I am talking about My Ántonia, of course. A book that I have read countless times and a family that influenced my childhood so much. The book is set just miles from my hometown, and it describes the Nebraska of my ancestors in such vivid and poetic detail that I feel an instant connection to the characters, and their real-life counterparts.
The Shimerda family in the book (in real life their surname was Sadilek) were immigrants in the late nineteenth century. Their home country was so different from the American West. As with many immigrants the parents were very homesick. They also ran their household the only way they knew how, as their parents and grandparents had taught them. The narrator of the book describes the Bohemian immigrants’ bread in Book One, Chapter 4:
"I remember how horrified we were at the sour, ashy-grey bread she [Mrs. Shimerda] gave her family to eat. She mixed her dough, we discovered, in an old tin peck-measure that Krajiek had used about the barn. When she took the paste out to bake it, she left smears of dough sticking to the sides of the measure, put the measure on the shelf behind the stove, and let this residue ferment. The next time she made bread, she scraped this sour stuff down into the fresh dough to serve as yeast."
It is to this description my mind goes whenever I eat, read, or hear about sourdough. Undoubtedly the Bohemian immigrants didn't have access to commercially produced leavening agents, as many Americans did at this time, therefore using the fermentation process developed by humans over centuries before.

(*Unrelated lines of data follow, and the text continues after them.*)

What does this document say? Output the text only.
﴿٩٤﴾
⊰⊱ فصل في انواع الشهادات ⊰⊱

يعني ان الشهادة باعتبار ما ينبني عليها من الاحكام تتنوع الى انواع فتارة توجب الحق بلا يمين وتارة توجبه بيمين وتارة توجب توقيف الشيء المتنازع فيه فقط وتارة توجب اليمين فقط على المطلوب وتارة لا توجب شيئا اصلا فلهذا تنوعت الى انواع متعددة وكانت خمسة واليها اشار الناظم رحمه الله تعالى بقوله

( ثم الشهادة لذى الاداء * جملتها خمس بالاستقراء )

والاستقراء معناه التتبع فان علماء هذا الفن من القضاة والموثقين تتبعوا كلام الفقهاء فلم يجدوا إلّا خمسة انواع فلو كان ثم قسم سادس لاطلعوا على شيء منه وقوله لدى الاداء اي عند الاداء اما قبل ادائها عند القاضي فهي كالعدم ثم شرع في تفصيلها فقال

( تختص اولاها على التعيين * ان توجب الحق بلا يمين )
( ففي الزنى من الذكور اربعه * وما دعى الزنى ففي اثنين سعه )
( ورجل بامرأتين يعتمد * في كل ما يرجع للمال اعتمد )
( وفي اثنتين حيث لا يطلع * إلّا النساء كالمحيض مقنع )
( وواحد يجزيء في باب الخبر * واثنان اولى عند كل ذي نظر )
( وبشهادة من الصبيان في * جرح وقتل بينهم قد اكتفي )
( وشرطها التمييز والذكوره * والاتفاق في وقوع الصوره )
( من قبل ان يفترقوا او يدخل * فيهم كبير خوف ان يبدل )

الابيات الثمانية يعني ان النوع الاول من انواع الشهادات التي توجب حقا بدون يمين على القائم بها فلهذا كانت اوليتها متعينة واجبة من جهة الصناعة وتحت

Well, to come full circle, I have been dragged into the sourdough craze. My Sundays now include feeding my starter & baking bread. This is timely though because my recent project has fully immersed me in Central Europe.
Central Europe, 1900, showing approximate location of the Galka family in the Austro-Hungarian Empire.

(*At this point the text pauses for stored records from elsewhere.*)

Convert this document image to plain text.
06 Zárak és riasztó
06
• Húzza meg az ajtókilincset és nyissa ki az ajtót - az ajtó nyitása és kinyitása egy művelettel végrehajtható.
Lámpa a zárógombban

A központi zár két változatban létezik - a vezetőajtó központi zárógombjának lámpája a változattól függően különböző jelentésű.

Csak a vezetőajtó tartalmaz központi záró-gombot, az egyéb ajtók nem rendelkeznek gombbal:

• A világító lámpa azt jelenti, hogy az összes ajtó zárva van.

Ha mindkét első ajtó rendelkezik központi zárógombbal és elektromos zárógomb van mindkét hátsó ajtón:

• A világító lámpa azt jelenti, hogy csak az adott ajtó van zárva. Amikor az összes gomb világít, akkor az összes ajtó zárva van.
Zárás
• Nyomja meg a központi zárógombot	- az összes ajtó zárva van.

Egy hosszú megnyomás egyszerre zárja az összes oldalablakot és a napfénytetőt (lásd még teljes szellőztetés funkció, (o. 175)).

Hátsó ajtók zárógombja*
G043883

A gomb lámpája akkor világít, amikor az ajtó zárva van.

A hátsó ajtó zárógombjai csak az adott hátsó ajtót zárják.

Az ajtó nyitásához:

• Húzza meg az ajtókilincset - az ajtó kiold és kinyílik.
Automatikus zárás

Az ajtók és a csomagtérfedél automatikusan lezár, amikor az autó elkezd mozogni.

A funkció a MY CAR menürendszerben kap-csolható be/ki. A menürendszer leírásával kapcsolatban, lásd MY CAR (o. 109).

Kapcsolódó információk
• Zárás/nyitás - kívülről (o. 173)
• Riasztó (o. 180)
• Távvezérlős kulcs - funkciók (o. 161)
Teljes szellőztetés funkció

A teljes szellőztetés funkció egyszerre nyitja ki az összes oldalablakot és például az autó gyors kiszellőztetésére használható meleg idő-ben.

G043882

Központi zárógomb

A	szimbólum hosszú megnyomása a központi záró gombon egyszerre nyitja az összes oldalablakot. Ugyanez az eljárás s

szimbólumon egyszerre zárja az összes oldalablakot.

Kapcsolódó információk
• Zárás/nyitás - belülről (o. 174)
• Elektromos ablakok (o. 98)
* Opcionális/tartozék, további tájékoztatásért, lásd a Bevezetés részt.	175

My husband requested a family history book of his maternal line for Christmas. One side is Irish (think soda bread) the other side Polish (the sourdough connection). The exact locations in Poland have been a mystery, but I was recently able to locate the last place of residence for all four lines One of these is in present day Western Ukraine, at one time the southern part of the Second Polish Republic, and before that the Austro-Hungarian Empire. John's great grandmother, Stella, grew up in this area, in the foothills of the Eastern Carpathians. She grew up on the farm of her maternal grandfather, Michael Galka, in Dolha Wojnilowska. Her mother returned to the US when Stella was 18 months old and her sister, Mary, was four, likely to earn money to send back to the family raising her children. Stella supposedly did not enjoy this childhood, and after studying the area I am not all that surprised. The more I learn about this area where Stella grew up, the more I wonder if she also learned to make bread in the same sourdough method as the Bohemian immigrants in My Ántonia. This region, Galicia, was incredibly poor in the early twentieth-century, with likely little access to commercially produced yeast. I think it is highly likely that Stella, learning at her grandmother’s knee, so to speak, learned to bake sourdough bread.
Stella’s mother, Katherine (Galka) Babinski, returned to New York in 1909, onboard the SS Noardam.

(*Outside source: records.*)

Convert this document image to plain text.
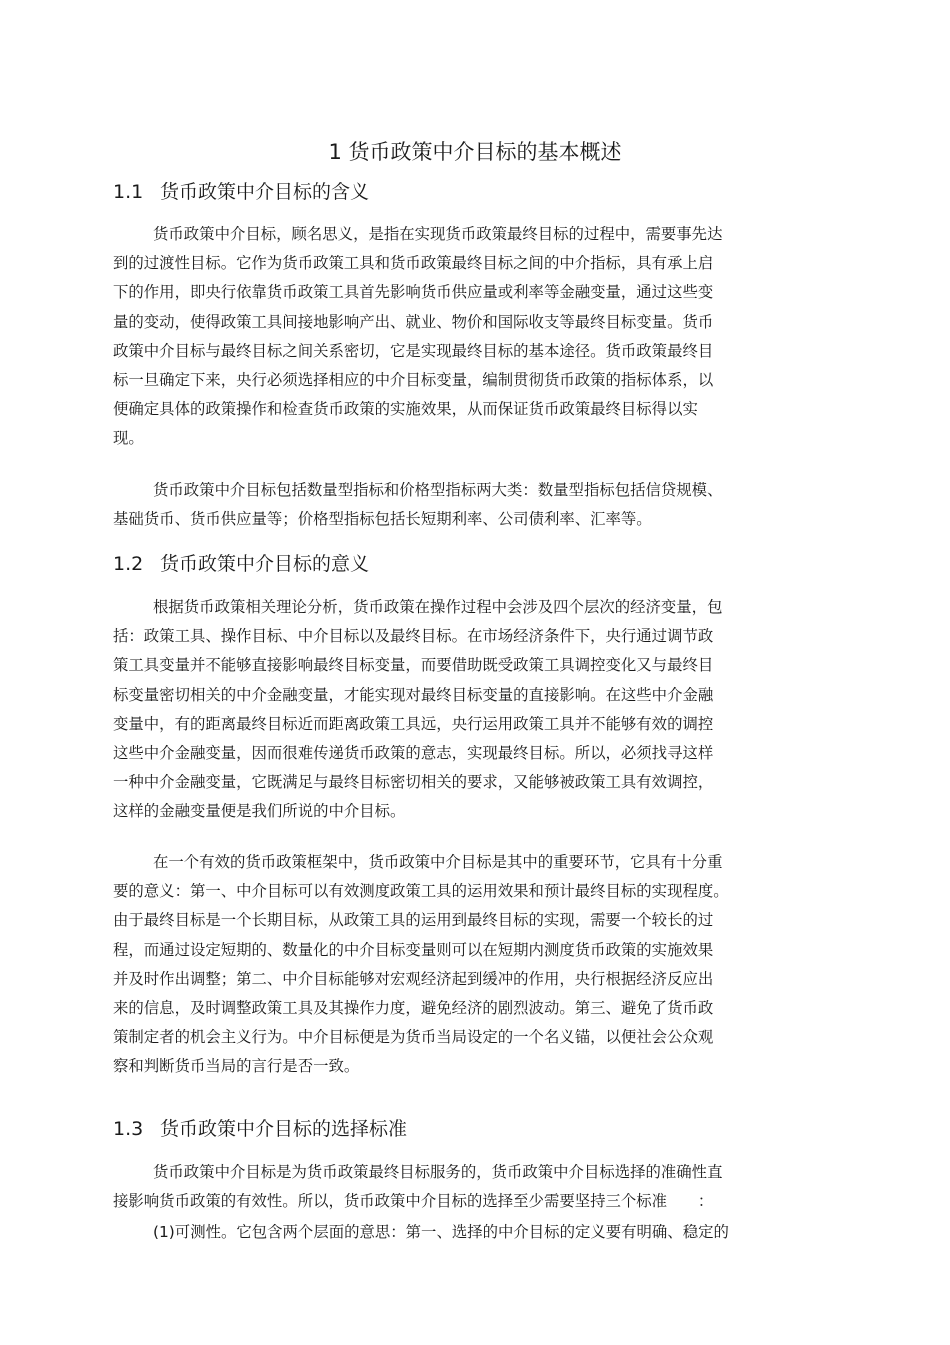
1 货币政策中介目标的基本概述
1.1 货币政策中介目标的含义
货币政策中介目标，顾名思义，是指在实现货币政策最终目标的过程中，需要事先达
到的过渡性目标。它作为货币政策工具和货币政策最终目标之间的中介指标，具有承上启
下的作用，即央行依靠货币政策工具首先影响货币供应量或利率等金融变量，通过这些变
量的变动，使得政策工具间接地影响产出、就业、物价和国际收支等最终目标变量。货币
政策中介目标与最终目标之间关系密切，它是实现最终目标的基本途径。货币政策最终目
标一旦确定下来，央行必须选择相应的中介目标变量，编制贯彻货币政策的指标体系，以
便确定具体的政策操作和检查货币政策的实施效果，从而保证货币政策最终目标得以实
现。
货币政策中介目标包括数量型指标和价格型指标两大类：数量型指标包括信贷规模、
基础货币、货币供应量等；价格型指标包括长短期利率、公司债利率、汇率等。
1.2 货币政策中介目标的意义
根据货币政策相关理论分析，货币政策在操作过程中会涉及四个层次的经济变量，包
括：政策工具、操作目标、中介目标以及最终目标。在市场经济条件下，央行通过调节政
策工具变量并不能够直接影响最终目标变量，而要借助既受政策工具调控变化又与最终目
标变量密切相关的中介金融变量，才能实现对最终目标变量的直接影响。在这些中介金融
变量中，有的距离最终目标近而距离政策工具远，央行运用政策工具并不能够有效的调控
这些中介金融变量，因而很难传递货币政策的意志，实现最终目标。所以，必须找寻这样
一种中介金融变量，它既满足与最终目标密切相关的要求，又能够被政策工具有效调控，
这样的金融变量便是我们所说的中介目标。
在一个有效的货币政策框架中，货币政策中介目标是其中的重要环节，它具有十分重
要的意义：第一、中介目标可以有效测度政策工具的运用效果和预计最终目标的实现程度。
由于最终目标是一个长期目标，从政策工具的运用到最终目标的实现，需要一个较长的过
程，而通过设定短期的、数量化的中介目标变量则可以在短期内测度货币政策的实施效果
并及时作出调整；第二、中介目标能够对宏观经济起到缓冲的作用，央行根据经济反应出
来的信息，及时调整政策工具及其操作力度，避免经济的剧烈波动。第三、避免了货币政
策制定者的机会主义行为。中介目标便是为货币当局设定的一个名义锚，以便社会公众观
察和判断货币当局的言行是否一致。
1.3 货币政策中介目标的选择标准
货币政策中介目标是为货币政策最终目标服务的，货币政策中介目标选择的准确性直
接影响货币政策的有效性。所以，货币政策中介目标的选择至少需要坚持三个标准　　：
(1)可测性。它包含两个层面的意思：第一、选择的中介目标的定义要有明确、稳定的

Photograph taken of a farmhouse in the vicinity of the Galka family, 1920s, photographer unknown, from Wolfgang Wiggers Flickr account.
When the two girls turned 16 and 14 respectively, they returned to the US, the place of their birth. At these ages the girls were likely considered capable of obtaining jobs in the US and provide additional money to send to their family still in Poland. They likely never returned to the farm where they grew up. Stella made a trip back to Poland in the early 1970s, but only visited the family of her deceased husband, near Warsaw. Her family’s home, now in Western Ukraine was firmly behind the Iron Curtain and had seen terrible ethnic cleansing during World War II. She likely did not wish to face those ghosts.
Excerpt from the family history book.
Stella and her family in Hempstead, New York, 1940s.